To regain the confidence of the foreign companies/investors, the Government has initiated several measures including enhancing the limits of FDI investments.
The formation of a Dispute Resolution Panel (DRP) is an off- shoot of such a tax initiative by the Government. Initially, by virtue of the Finance Act, 1993, Advance Ruling mechanism was brought in the statute. The said mechanism resulted in a reasonable amount of certainty for the taxpayer and as a result, the number of cases which were referred to the Authority for Advance Ruling kept on increasing with the passage of time.
Post the introduction of the advance ruling mechanism, a new section was added in the Income-tax act, 1961(Act) relating to transfer pricing provisions. The advance ruling mechanism legislation did not provide any effective remedy for determination of arms length price (ALP) to the tax payer and the litigation with the revenue authorities for determination of ALP kept increasing with the passage of time.
Wooing foreign investors
The Government realised that flow of foreign investment is extremely sensitive to prolonged uncertainty in tax-related matters and therefore to overcome the sentiments of foreign companies it was proposed in the Finance Bill 2009 to amend the Act, to provide for an alternative dispute resolution mechanism which would facilitate expeditious resolution of disputes on a fast track basis.

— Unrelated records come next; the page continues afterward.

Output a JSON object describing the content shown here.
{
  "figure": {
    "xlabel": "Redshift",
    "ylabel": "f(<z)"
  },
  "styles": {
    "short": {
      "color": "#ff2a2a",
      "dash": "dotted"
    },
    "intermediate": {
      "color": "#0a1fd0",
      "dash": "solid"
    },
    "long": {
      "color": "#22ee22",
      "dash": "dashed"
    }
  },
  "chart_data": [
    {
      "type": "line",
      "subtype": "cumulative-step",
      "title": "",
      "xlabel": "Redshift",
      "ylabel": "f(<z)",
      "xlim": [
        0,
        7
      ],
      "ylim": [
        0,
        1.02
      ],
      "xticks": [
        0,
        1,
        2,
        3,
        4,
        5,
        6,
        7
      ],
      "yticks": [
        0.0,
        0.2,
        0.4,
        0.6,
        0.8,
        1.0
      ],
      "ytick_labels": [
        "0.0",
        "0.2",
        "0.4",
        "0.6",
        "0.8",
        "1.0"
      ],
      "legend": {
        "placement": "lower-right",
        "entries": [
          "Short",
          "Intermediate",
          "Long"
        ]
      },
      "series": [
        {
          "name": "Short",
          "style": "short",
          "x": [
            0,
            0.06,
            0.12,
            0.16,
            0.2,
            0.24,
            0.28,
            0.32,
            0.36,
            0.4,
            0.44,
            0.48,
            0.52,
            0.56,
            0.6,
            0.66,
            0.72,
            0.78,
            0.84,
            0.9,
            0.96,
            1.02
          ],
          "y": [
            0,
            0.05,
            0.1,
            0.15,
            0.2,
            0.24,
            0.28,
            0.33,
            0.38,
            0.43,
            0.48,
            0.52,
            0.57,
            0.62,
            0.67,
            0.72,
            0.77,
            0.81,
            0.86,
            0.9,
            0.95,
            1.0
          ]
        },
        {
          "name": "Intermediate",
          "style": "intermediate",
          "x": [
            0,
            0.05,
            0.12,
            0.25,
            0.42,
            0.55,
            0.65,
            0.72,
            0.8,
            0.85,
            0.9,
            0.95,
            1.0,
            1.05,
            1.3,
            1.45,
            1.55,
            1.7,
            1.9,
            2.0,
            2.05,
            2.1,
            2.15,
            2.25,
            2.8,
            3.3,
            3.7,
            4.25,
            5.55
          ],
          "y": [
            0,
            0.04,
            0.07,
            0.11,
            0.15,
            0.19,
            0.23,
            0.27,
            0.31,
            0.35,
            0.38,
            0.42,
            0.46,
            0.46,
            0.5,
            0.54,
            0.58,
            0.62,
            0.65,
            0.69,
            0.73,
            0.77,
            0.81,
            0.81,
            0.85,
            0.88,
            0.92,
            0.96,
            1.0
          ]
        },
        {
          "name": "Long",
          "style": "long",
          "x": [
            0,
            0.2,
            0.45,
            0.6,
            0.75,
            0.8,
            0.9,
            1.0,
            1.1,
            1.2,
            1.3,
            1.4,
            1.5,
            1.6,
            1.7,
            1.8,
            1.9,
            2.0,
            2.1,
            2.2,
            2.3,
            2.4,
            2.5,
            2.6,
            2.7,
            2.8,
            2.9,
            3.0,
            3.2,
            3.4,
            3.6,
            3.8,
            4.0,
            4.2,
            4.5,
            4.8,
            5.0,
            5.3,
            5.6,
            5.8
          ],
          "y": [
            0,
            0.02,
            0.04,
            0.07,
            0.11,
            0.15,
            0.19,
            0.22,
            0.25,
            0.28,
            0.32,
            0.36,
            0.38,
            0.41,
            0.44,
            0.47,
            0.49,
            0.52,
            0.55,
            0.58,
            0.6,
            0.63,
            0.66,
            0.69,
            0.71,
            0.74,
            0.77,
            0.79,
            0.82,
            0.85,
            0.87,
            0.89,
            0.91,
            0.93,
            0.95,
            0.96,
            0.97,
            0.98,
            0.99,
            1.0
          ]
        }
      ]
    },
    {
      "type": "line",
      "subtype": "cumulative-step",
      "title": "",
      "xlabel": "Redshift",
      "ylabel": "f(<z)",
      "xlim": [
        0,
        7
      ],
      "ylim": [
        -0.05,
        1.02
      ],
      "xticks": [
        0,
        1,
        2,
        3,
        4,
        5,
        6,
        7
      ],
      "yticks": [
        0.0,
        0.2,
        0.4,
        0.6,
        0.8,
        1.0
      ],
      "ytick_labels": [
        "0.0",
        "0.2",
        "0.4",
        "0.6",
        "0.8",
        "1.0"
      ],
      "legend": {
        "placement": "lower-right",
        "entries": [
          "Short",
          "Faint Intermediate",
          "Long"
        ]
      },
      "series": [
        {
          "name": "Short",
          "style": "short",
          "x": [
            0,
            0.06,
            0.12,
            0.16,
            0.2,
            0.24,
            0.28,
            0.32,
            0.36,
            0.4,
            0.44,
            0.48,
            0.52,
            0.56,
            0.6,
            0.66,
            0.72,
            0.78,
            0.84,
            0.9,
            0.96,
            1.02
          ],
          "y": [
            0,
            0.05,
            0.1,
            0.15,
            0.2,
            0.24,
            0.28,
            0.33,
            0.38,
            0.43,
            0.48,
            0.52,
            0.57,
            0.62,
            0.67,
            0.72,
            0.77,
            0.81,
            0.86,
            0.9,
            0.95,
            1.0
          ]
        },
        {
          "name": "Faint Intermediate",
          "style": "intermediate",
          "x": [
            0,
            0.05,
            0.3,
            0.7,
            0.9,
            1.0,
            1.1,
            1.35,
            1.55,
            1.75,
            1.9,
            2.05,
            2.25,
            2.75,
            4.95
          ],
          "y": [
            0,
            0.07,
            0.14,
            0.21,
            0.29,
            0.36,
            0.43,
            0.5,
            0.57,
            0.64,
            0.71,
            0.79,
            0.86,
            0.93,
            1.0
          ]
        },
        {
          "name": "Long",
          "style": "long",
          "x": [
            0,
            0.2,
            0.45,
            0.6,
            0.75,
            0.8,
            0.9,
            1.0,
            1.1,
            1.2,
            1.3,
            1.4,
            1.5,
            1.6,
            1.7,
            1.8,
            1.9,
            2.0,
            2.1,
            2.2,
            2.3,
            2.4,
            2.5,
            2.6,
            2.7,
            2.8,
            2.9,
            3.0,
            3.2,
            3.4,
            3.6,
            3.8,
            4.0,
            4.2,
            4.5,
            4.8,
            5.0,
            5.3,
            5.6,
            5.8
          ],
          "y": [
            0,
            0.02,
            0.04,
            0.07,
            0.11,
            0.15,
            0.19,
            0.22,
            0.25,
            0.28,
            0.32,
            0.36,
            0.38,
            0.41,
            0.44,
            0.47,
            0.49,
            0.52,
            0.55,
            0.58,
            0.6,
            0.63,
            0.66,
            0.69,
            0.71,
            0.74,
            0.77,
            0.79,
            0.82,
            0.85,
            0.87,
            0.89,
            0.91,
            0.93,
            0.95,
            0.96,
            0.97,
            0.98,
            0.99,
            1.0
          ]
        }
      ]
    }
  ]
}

The intention of formation of DRP was as a positive step towards ensuring faster resolution of transfer pricing and other international tax related disputes.
As of today, DRP is still at the nascent age and therefore the question which often arises is, after a cycle of approximately two years, whether the objective with which the DRP was formed has been achieved?
The objective of setting up of DRP was to mitigate the hardships arising out of a conservative view taken by the assessing officer on transfer pricing matters and to facilitate the foreign companies to expeditiously resolve disputes on a fast track basis.
POWERS OF DRP
DRP is a collegium comprising of three commissioners of income-tax constituted by the Board.
The powers of DRP are very wide. DRP may make enquiries it may think fit or cause further enquiries to be made by any Income tax Authority and report the result of the same to it. Further the DRP may confirm, reduce or enhance the variations proposed in the draft order. According to the Act, the direction issued by the DRP shall be binding on the assessing officer.
The only limitation before DRP is that it cannot set aside any proposed variation or issue any direction for further enquiry for passing of the assessment order.
As a matter of natural justice, the Act further provides that DRP must provide an opportunity of being heard to either the tax payer or the tax officer whose interest is prejudiced by the said directions.
Rejecting application
The directions are issued by DRP after affording reasonable opportunity of being heard to the applicant and therefore as matter of natural justice and considering the fact that the purpose of DRP is to facilitate expeditious resolution of disputes, the right approach is to rectify the errors, if any, and not to reject the application on technical grounds. Rejection of the application on technical grounds would defeat the entire purpose of scheme of the arrangement of DRP.
It is true that the DRP has the powers to confirm, reduce or enhance the variations proposed in the draft order after affording the reasonable opportunity of being heard, to the applicant. Practically, there have been some instances wherein the DRP has rejected the petition on the technical grounds.
Take a situation wherein certain adjustments are made by the transfer pricing officer and a draft order is passed by the assessing officer.
Against the said draft assessment order, the applicant has filed an appeal before the DRP. Assuming that in the grounds of appeal filed before the DRP, the applicant has stated that ‘the assessing officer has erred in making the transfer pricing adjustments….' Though technically the correct ground should be that ‘the transfer pricing officer (TPO) has erred in making the transfer pricing adjustment', the DRP should not reject the ground of appeal on a technical mistake of the applicant.
Once the applicant has filed all the documents including the transfer pricing order, transfer pricing report etc, it would become aptly clear that the applicant is aggrieved by the transfer pricing order and therefore the appeal before DRP ought to be framed accordingly.
The moot issue now is whether the DRP ought to have rejected the application on technical grounds?
What is the sanctity of the formation of DRP if the application is to be rejected on technical grounds? Whether the DRP mechanism should facilitate in resolving the disputes or increasing the litigation?
DRP is still at the nascent stage and therefore one would need to wait and watch the outcome of the various directions issued by the DRP to form a view on the issue of whether the DRP can reject the application on technical grounds?
However, if one approaches the issue holistically and considers the entire scheme of arrangement, the pendulum ought to shift partially in favour of the applicant and one can opine that the opportunity should be afforded to the applicant to rectify the technical errors, if any in the spirit of law and accordingly the directions should be issued by DRP on the merits of each case.
(The author is Client Service Director with Walker, Chandiok and Co.)